I would toss my toys against walls, smash them up against rocks, bash them to a pulp -- all in the service of whichever story was in my mind that day -- until they were worn out beyond recognition, but I would never throw them away (much to my Mom's dismay). See-Threepio from Star Wars lost his golden luster, and Starbuck from the original Battlestar Galactica lost his arms, but those disfigurements just became part of the storyline for my epic tales.
Those simple little toys sparked my creativity. When one of my sisters painted my blue Mustang Matchbox car with bright red nailpolish, sure I was angry. But then I just scraped off the paint, and the original blue color with it, and the car became my new favorite metallic gray vehicle of choice.

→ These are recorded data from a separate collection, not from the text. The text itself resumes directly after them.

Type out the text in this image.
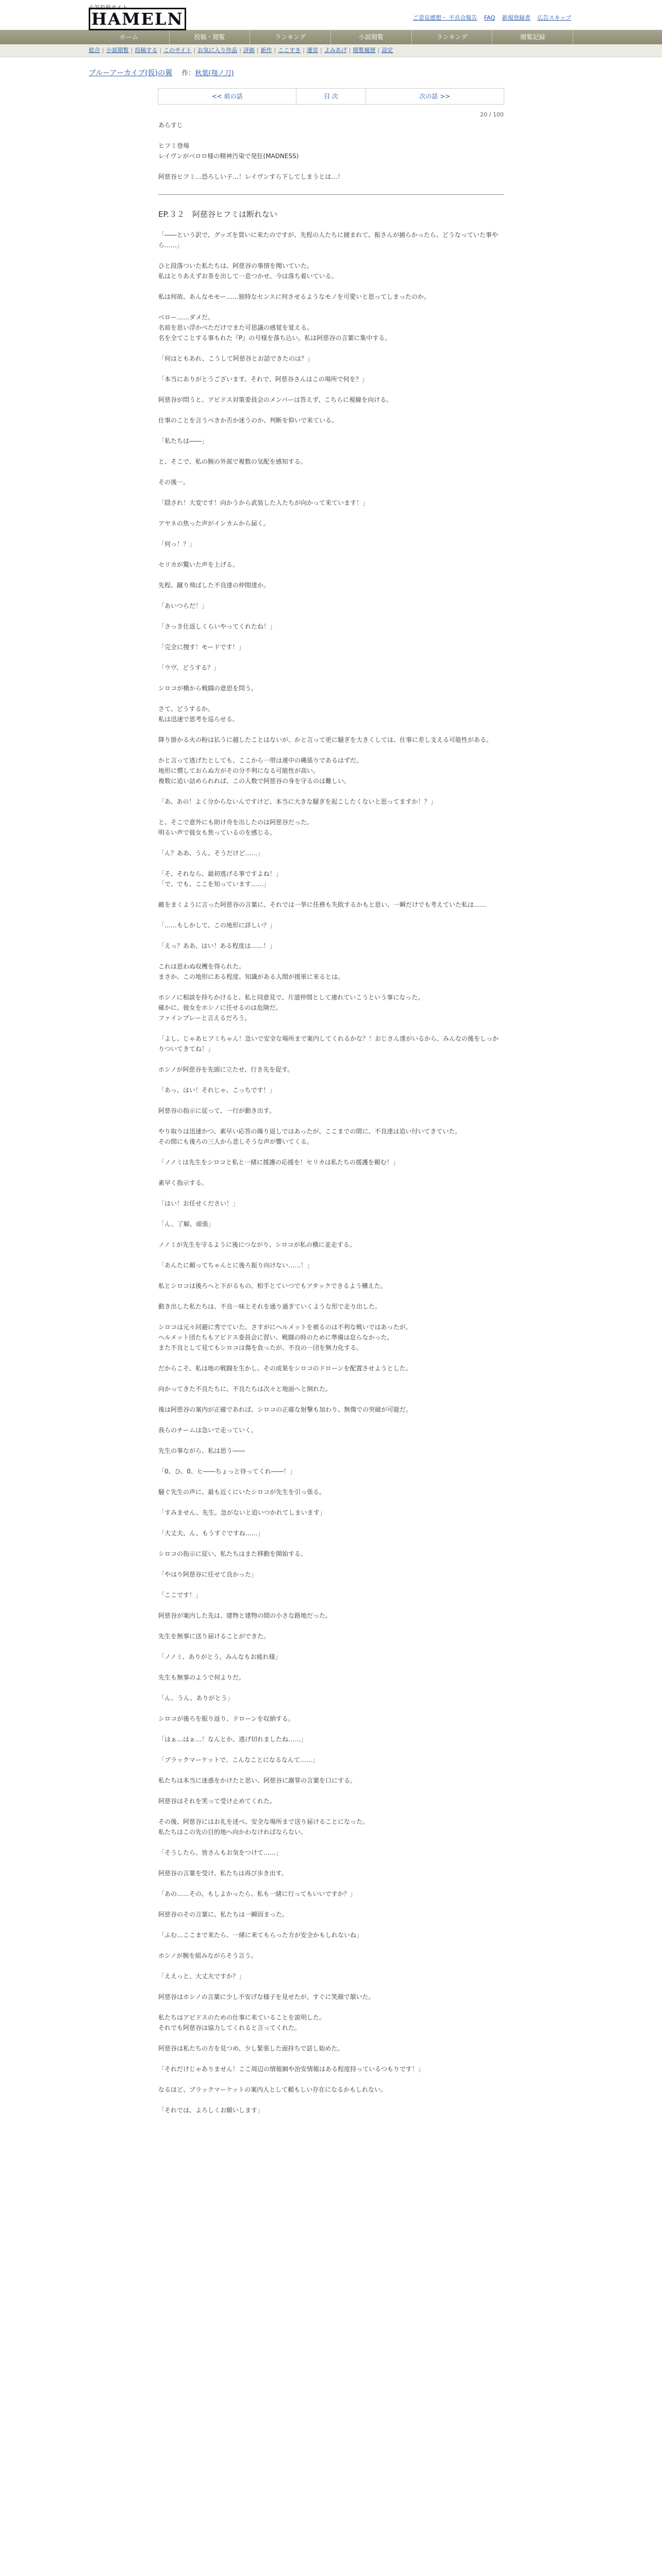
小説投稿サイト
HAMELN	ご意見感想・ 不具合報告 FAQ 新規登録者 広告スキップ
ホーム	投稿・閲覧	ランキング	小説閲覧	ランキング	閲覧記録
総合 | 小説閲覧 | 投稿する | このサイト | お気に入り作品 | 評価 | 新作 | ここすき | 運営 | よみあげ | 閲覧履歴 | 設定
ブルーアーカイブ(仮)の翼 作：秋葉(翔ノ刀)
<< 前の話	目 次	次の話 >>
20 / 100

あらすじ

ヒフミ登場

レイヴンがベロロ様の精神汚染で発狂(MADNESS)

阿慈谷ヒフミ…恐ろしい子…！レイヴンすら下してしまうとは…！

EP.３２　阿慈谷ヒフミは断れない

「――という訳で、グッズを買いに来たのですが、先程の人たちに捕まれて、振さんが捕らかったら、どうなっていた事やら……」

ひと段落ついた私たちは、阿慈谷の事情を聞いていた。

私はとりあえずお茶を出して一息つかせ、今は落ち着いている。

私は何故、あんなモモー……独特なセンスに何させるようなモノを可愛いと思ってしまったのか。

ベロー……ダメだ。

名前を思い浮かべただけでまた可思議の感覚を覚える。

名を全てことする事もれた『P』の号様を落ち込い。私は阿慈谷の言葉に集中する。

「何はともあれ、こうして阿慈谷とお話できたのは？」

「本当にありがとうございます。それで、阿慈谷さんはこの場所で何を？」

阿慈谷が問うと、アビドス対策委員会のメンバーは答えず、こちらに視線を向ける。

仕事のことを言うべきか否か迷うのか、判断を仰いで来ている。

「私たちは――」

と、そこで、私の腕の外部で複数の気配を感知する。

その後一。

「隠され！大変です！向かうから武装した人たちが向かって来ています！」

アヤネの焦った声がインカムから届く。

「何っ！？」

セリカが驚いた声を上げる。

先程、蹴り飛ばした不良達の仲間達か。

「あいつらだ！」

「さっき仕返しくらいやってくれたね！」

「完全に捜す！モードです！」

「ウヴ、どうする？」

シロコが横から戦闘の意思を問う。

さて、どうするか。

私は迅速で思考を巡らせる。

降り掛かる火の粉は払うに越したことはないが、かと言って更に騒ぎを大きくしては、仕事に差し支える可能性がある。

かと言って逃げたとしても、ここから一帯は連中の縄張りであるはずだ。

地形に慣しておらぬ方がその分不利になる可能性が高い。

複数に追い詰められれば、この人数で阿慈谷の身を守るのは難しい。

「あ、あの！よく分からないんですけど、本当に大きな騒ぎを起こしたくないと思ってますか！？」

と、そこで意外にも助け舟を出したのは阿慈谷だった。

明るい声で彼女も焦っているのを感じる。

「ん？ああ、うん。そうだけど……」

「そ、それなら、最初逃げる事ですよね！」

「で、でも、ここを知っています……」

敵をまくように言った阿慈谷の言葉に、それでは一挙に任務も失敗するかもと思い、一瞬だけでも考えていた私は……

「……もしかして、この地形に詳しい？」

「えっ？ああ、はい！ある程度は……！」

これは思わぬ収穫を得られた。

まさか、この地形にある程度、知識がある人間が援軍に来るとは。

ホシノに相談を持ちかけると、私と同意見で、片道仲間として連れていこうという事になった。

確かに、彼女をホシノに任せるのは危険だ。

ファインプレーと言えるだろう。

「よし、じゃあヒフミちゃん！急いで安全な場所まで案内してくれるかな？！おじさん達がいるから、みんなの後をしっかりついてきてね！」

ホシノが阿慈谷を先頭に立たせ、行き先を促す。

「あっ、はい！それじゃ、こっちです！」

阿慈谷の指示に従って、一行が動き出す。

やり取りは迅速かつ、素早い応答の繰り返しではあったが、ここまでの間に、不良達は追い付いてきていた。

その間にも後ろの三人から悲しそうな声が響いてくる。

「ノノミは先生をシロコと私と一緒に援護の応援を！セリカは私たちの援護を頼む！」

素早く指示する。

「はい！お任せください！」

「ん、了解、頑張」

ノノミが先生を守るように後につながり、シロコが私の横に並走する。

「あんたに頼ってちゃんとに後ろ振り向けない……！」

私とシロコは後ろへと下がるもの、相手とていつでもアタックできるよう構えた。

動き出した私たちは、不良一味とそれを通り過ぎていくような形で走り出した。

シロコは元々回避に秀でていた。さすがにヘルメットを被るのは不利な戦いではあったが、

ヘルメット団たちもアビドス委員会に習い、戦闘の時のために準備は怠らなかった。

また不良として見てもシロコは傷を負ったが、不良の一団を無力化する。

だからこそ、私は地の戦闘を生かし、その成果をシロコのドローンを配置させようとした。

向かってきた不良たちに、不良たちは次々と地面へと倒れた。

後は阿慈谷の案内が正確であれば、シロコの正確な射撃も加わり、無傷での突破が可能だ。

我らのチームは急いで走っていく。

先生の事ながら、私は思う――

「0、ひ、0、ヒ――ちょっと待ってくれ――！」

騒ぐ先生の声に、最も近くにいたシロコが先生を引っ張る。

「すみません、先生。急がないと追いつかれてしまいます」

「大丈夫、ん、もうすぐですね……」

シロコの指示に従い、私たちはまた移動を開始する。

「やはり阿慈谷に任せて良かった」

「ここです！」

阿慈谷が案内した先は、建物と建物の間の小さな路地だった。

先生を無事に送り届けることができた。

「ノノミ、ありがとう。みんなもお疲れ様」

先生も無事のようで何よりだ。

「ん、うん、ありがとう」

シロコが後ろを振り返り、ドローンを収納する。

「はぁ…はぁ…！なんとか、逃げ切れましたね……」

「ブラックマーケットで、こんなことになるなんて……」

私たちは本当に迷惑をかけたと思い、阿慈谷に謝罪の言葉を口にする。

阿慈谷はそれを笑って受け止めてくれた。

その後、阿慈谷にはお礼を述べ、安全な場所まで送り届けることになった。

私たちはこの先の目的地へ向かわなければならない。

「そうしたら、皆さんもお気をつけて……」

阿慈谷の言葉を受け、私たちは再び歩き出す。

「あの……その、もしよかったら、私も一緒に行ってもいいですか？」

阿慈谷のその言葉に、私たちは一瞬固まった。

「ふむ…ここまで来たら、一緒に来てもらった方が安全かもしれないね」

ホシノが腕を組みながらそう言う。

「ええっと、大丈夫ですか？」

阿慈谷はホシノの言葉に少し不安げな様子を見せたが、すぐに笑顔で頷いた。

私たちはアビドスのための仕事に来ていることを説明した。

それでも阿慈谷は協力してくれると言ってくれた。

阿慈谷は私たちの方を見つめ、少し緊張した面持ちで話し始めた。

「それだけじゃありません！ここ周辺の情報網や治安情報はある程度持っているつもりです！」

なるほど、ブラックマーケットの案内人として頼もしい存在になるかもしれない。

「それでは、よろしくお願いします」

Some people collect toys and never take them out of their packaging, treating them like valuable investments. I saw a different kind of value and played with my toys until they were so beaten up people would have mistaken them for fragmented junk.
But I loved those toys and would not have traded them for a bunch of brand new shiny gizmos with flashing lights and super sound effects. Sometimes, it's the simple toys that kids cherish the most and in many ways that makes them more valuable than any mint-condition collectible could ever be.